Kapolrestabes Medan Kombes Pol Jean Calvijn Simanjuntak menjelaskan, duduk perkara kasus kasus bermula dari pencurian di Toko Ponsel Promo Cell, Kecamatan Pancur Batu, pada 22 September 2025 dini hari. Dua karyawan toko, Gleen Dito Oppusunggu dan Rizki Kristian Tarigan dilaporkan sebagai pelaku.

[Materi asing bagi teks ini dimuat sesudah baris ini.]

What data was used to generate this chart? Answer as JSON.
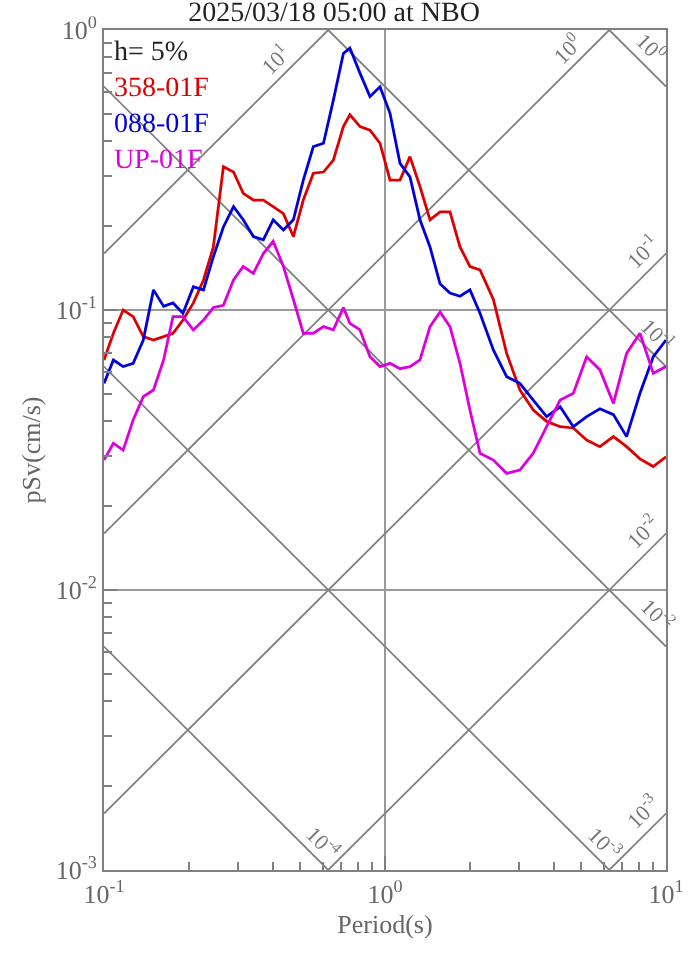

“Perkara pencurian tersebut telah diproses sesuai hukum, disidangkan, dan telah berkekuatan hukum tetap. Keduanya divonis 2 tahun 6 bulan penjara,” ujar Kombes Pol Jean Calvijn dalam konferensi pers di Aula Patriatama Polrestabes Medan, Kamis (5/2/2026).
Dia menegaskan, perkara pencurian tersebut merupakan peristiwa pidana yang terjadi lebih dahulu dan telah selesai secara yuridis.
Sehari setelah pencurian, tepatnya 23 September 2025 sore, terjadi peristiwa pidana lain berupa penganiayaan secara bersama-sama di sebuah hotel di Kota Medan. Dalam perkara ini, Gleen Dito dan Rizki Kristian berstatus sebagai korban.